Chaque été, le nombre d’abandons d’animaux est en hausse. 2018 n’échappe pas à la règle et le phénomène s’est même intensifié. Cette tendance a été constatée à la Croix-Bleue de Floriffoux mais également au refuge animalier Sans famille à Sorinne.

"Depuis Pâques, les abandons sont en hausse. Mais depuis le mois de juin, ceux-ci sont beaucoup plus importants. Il y en a plus que les autres années", explique la présidente Frédérique Smits. Si bien que ce refuge qui accueillait une septantaine de chiens il y a quelques semaines affiche aujourd’hui complet. "On frôle la centaine de chiens et la trentaine de chats dans nos six enclos intérieurs et nos six enclos extérieurs. On reçoit au moins dix coups de téléphone par jour pour des abandons mais on ne peut plus en accepter", poursuit Frédérique Smits.

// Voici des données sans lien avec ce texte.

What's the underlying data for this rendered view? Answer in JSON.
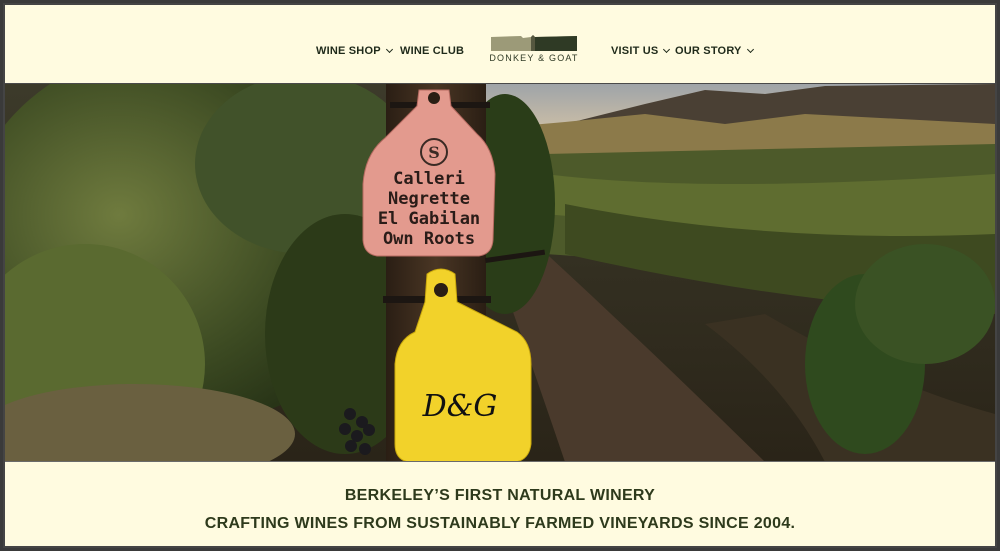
{
  "nav": {
    "items": [
      {
        "label": "WINE SHOP",
        "dropdown": true
      },
      {
        "label": "WINE CLUB",
        "dropdown": false
      },
      {
        "label": "VISIT US",
        "dropdown": true
      },
      {
        "label": "OUR STORY",
        "dropdown": true
      }
    ]
  },
  "logo": {
    "text": "DONKEY & GOAT",
    "icon": "donkey-goat-logo-icon"
  },
  "hero": {
    "tag_pink": {
      "line1": "Calleri",
      "line2": "Negrette",
      "line3": "El Gabilan",
      "line4": "Own Roots",
      "badge": "S"
    },
    "tag_yellow": {
      "text": "D&G"
    }
  },
  "tagline": {
    "line1": "BERKELEY’S FIRST NATURAL WINERY",
    "line2": "CRAFTING WINES FROM SUSTAINABLY FARMED VINEYARDS SINCE 2004."
  },
  "colors": {
    "background": "#fffbe0",
    "text": "#2e3a1c",
    "pink_tag": "#e39a8e",
    "yellow_tag": "#f2d22a"
  }
}
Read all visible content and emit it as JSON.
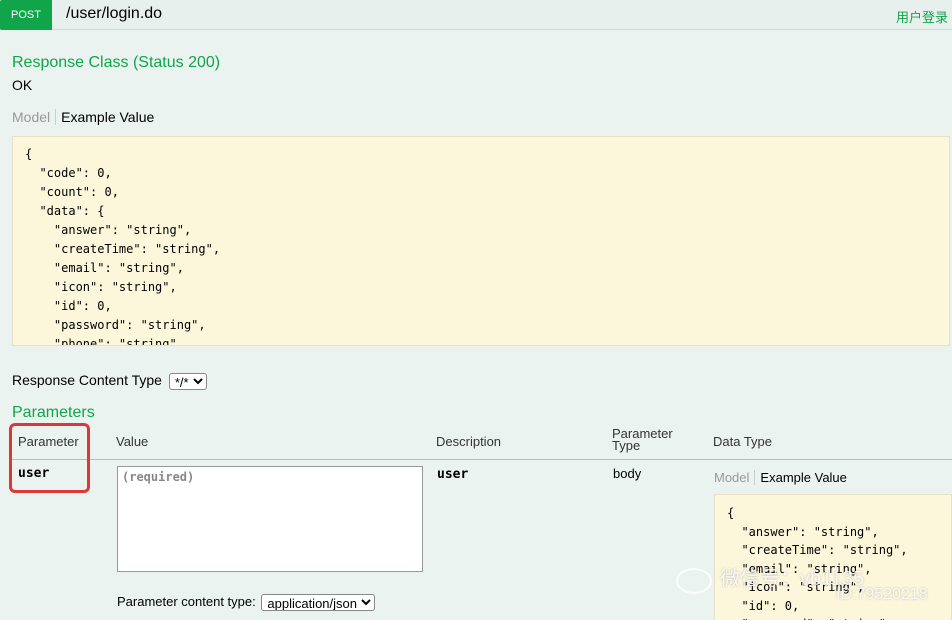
{
  "operation": {
    "method": "POST",
    "path": "/user/login.do",
    "summary": "用户登录"
  },
  "response": {
    "heading": "Response Class (Status 200)",
    "status_text": "OK",
    "tab_model": "Model",
    "tab_example": "Example Value",
    "example_json": "{\n  \"code\": 0,\n  \"count\": 0,\n  \"data\": {\n    \"answer\": \"string\",\n    \"createTime\": \"string\",\n    \"email\": \"string\",\n    \"icon\": \"string\",\n    \"id\": 0,\n    \"password\": \"string\",\n    \"phone\": \"string\","
  },
  "response_content_type": {
    "label": "Response Content Type",
    "selected": "*/*"
  },
  "parameters": {
    "heading": "Parameters",
    "headers": {
      "parameter": "Parameter",
      "value": "Value",
      "description": "Description",
      "parameter_type": "Parameter\nType",
      "data_type": "Data Type"
    },
    "rows": [
      {
        "name": "user",
        "value": "",
        "placeholder": "(required)",
        "description": "user",
        "param_type": "body",
        "tab_model": "Model",
        "tab_example": "Example Value",
        "example_json": "{\n  \"answer\": \"string\",\n  \"createTime\": \"string\",\n  \"email\": \"string\",\n  \"icon\": \"string\",\n  \"id\": 0,\n  \"password\": \"string\","
      }
    ],
    "content_type_label": "Parameter content type:",
    "content_type_selected": "application/json"
  },
  "watermark": {
    "text": "微信号：vb1135",
    "id": "ID:79520218"
  },
  "colors": {
    "accent": "#10a54a",
    "highlight_border": "#d93a37",
    "code_bg": "#fcf6db",
    "page_bg": "#ebf3f0"
  }
}
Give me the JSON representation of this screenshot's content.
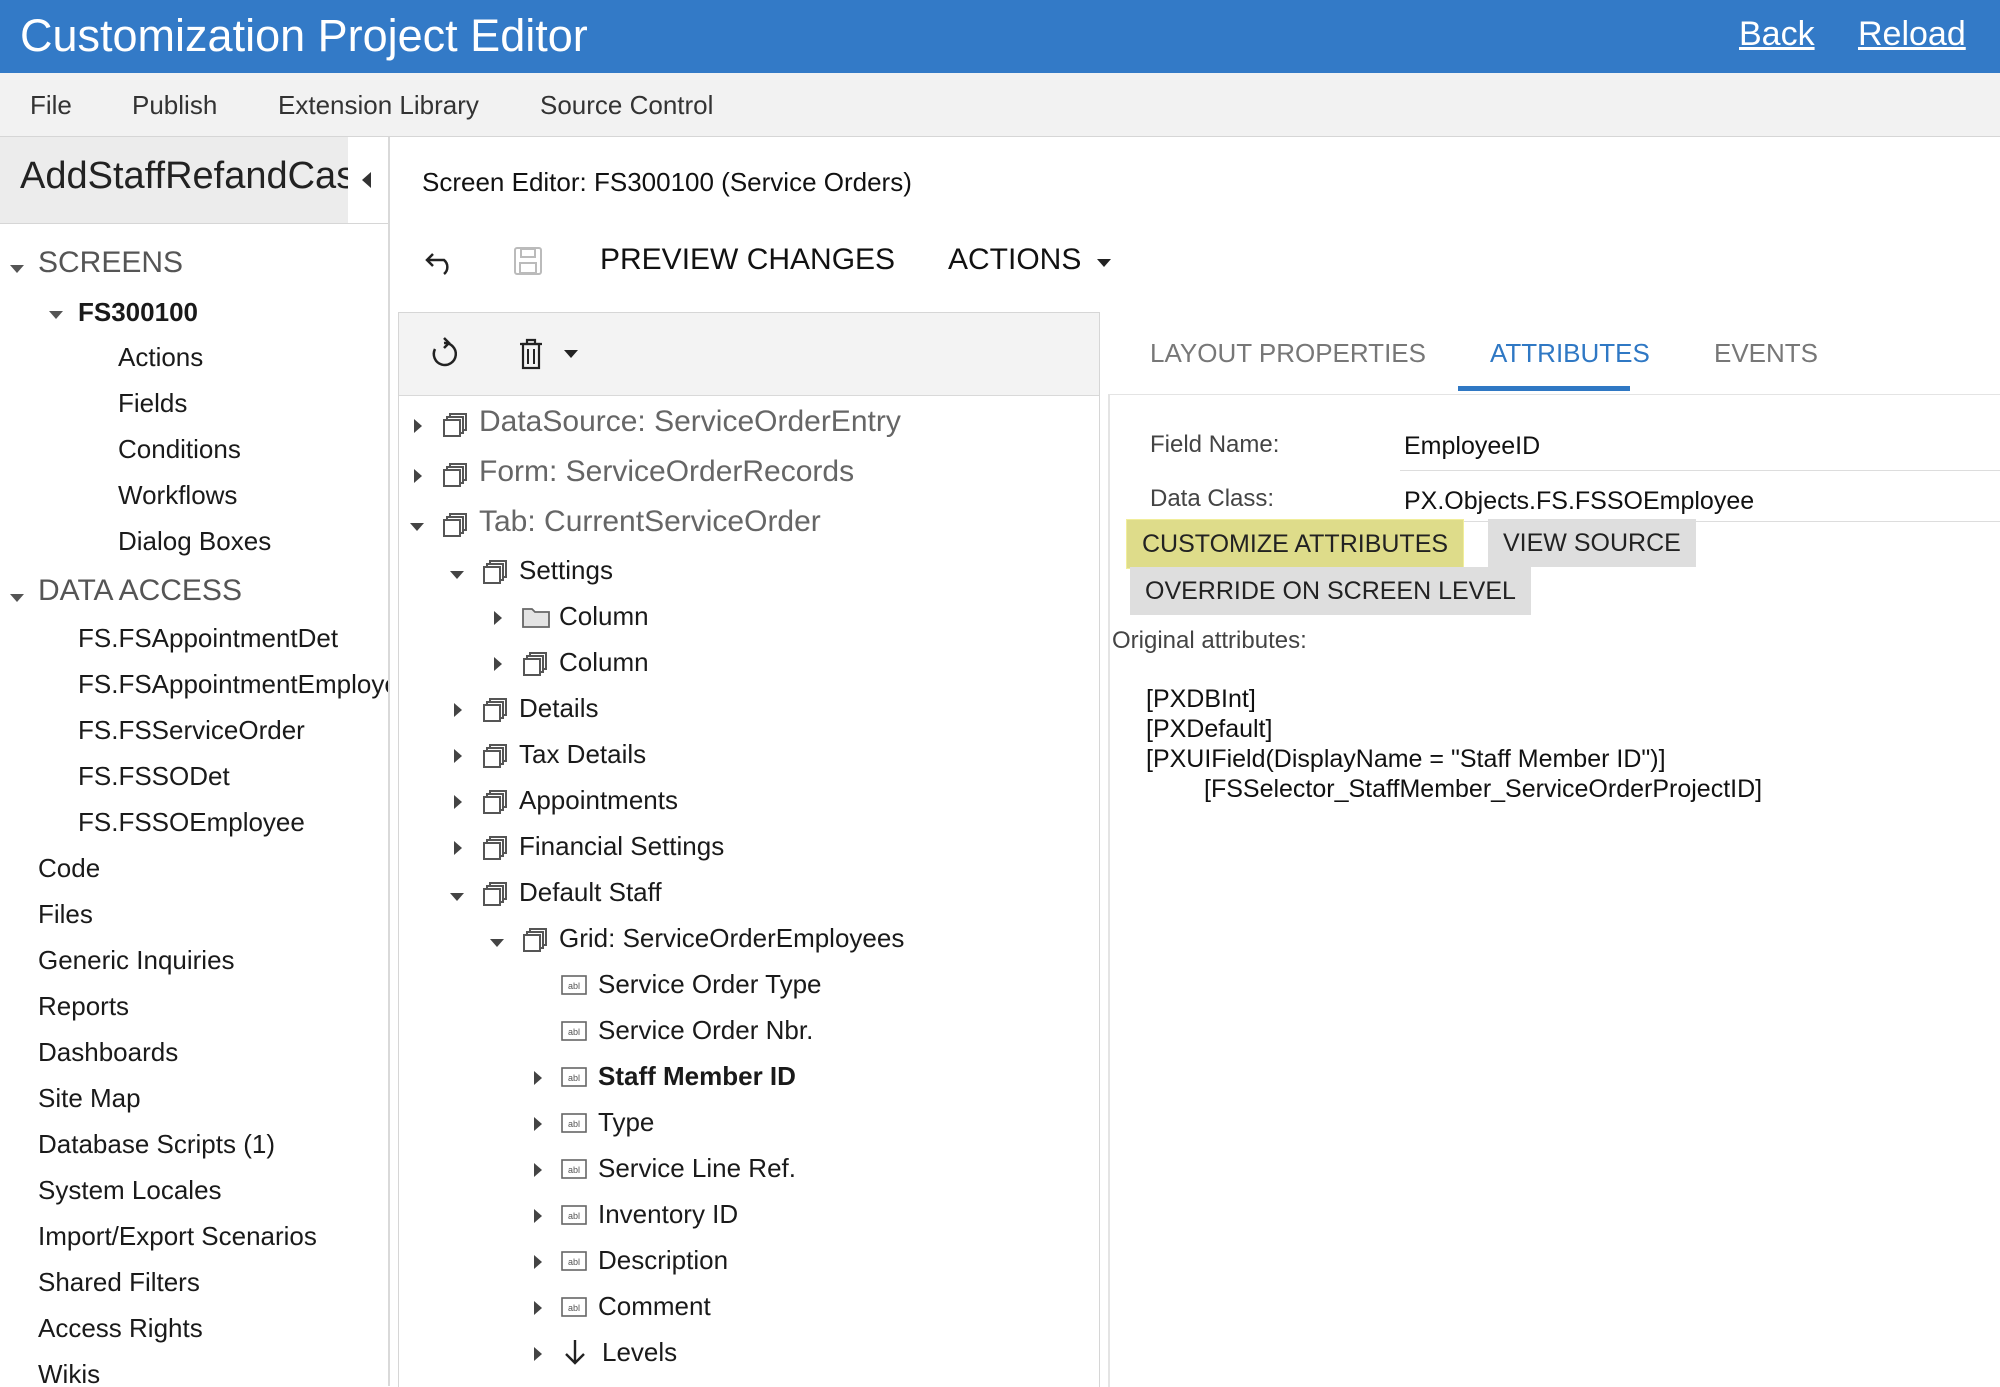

Les causes d’abandon restent similaires à celles des autres années : divorce, déménagement dans un appartement ou placement de personnes âgées dans un home. La nouvelle législation wallonne du 1er juin 2017 en vigueur qui interdit de publier des petites annonces d’animaux n’importe où ne facilite quant à elle pas les choses. "Avant, les gens pouvaient mettre des petites annonces sur les réseaux sociaux ou autre mais c’est désormais interdit."

Outre ces abandons volontaires "justifiés", le refuge Sans famille doit également faire face à de nombreux chiens en divagation. "E n ce moment, on est à deux par semaine. Mais parfois, ça tourne à deux par jour. Et pratiquement aucun n’est pucé. Du coup, impossible de retrouver le propriétaire."

Plus interpellant encore , des propriétaires qui n’hésitent pas a abandonner clandestinement leurs animaux. Il y a quelques jours, un chiot a été retrouvé mort à la centrale électrique de Gemechenne (Dinant). "Je ne sais pas ce qu’il s’est passé avec ce chiot mais il saignait des oreilles et de la gueule." Il n’est par ailleurs pas rare que des chats soient retrouvés dans des caisses déposées sur des sites moins fréquentés comme sur le parking du château de Crèvecœur.

Afin de pouvoir accueillir davantage d’animaux, le refuge cherche de nouveaux propriétaires. "Pour un chat pucé et stérilisé, on est à 150 € et 100 € pour un chaton à faire opérer à l’âge de six mois. Pour un chien et un chiot, on est à 250 € et 200 €", conclut Frédérique Smits.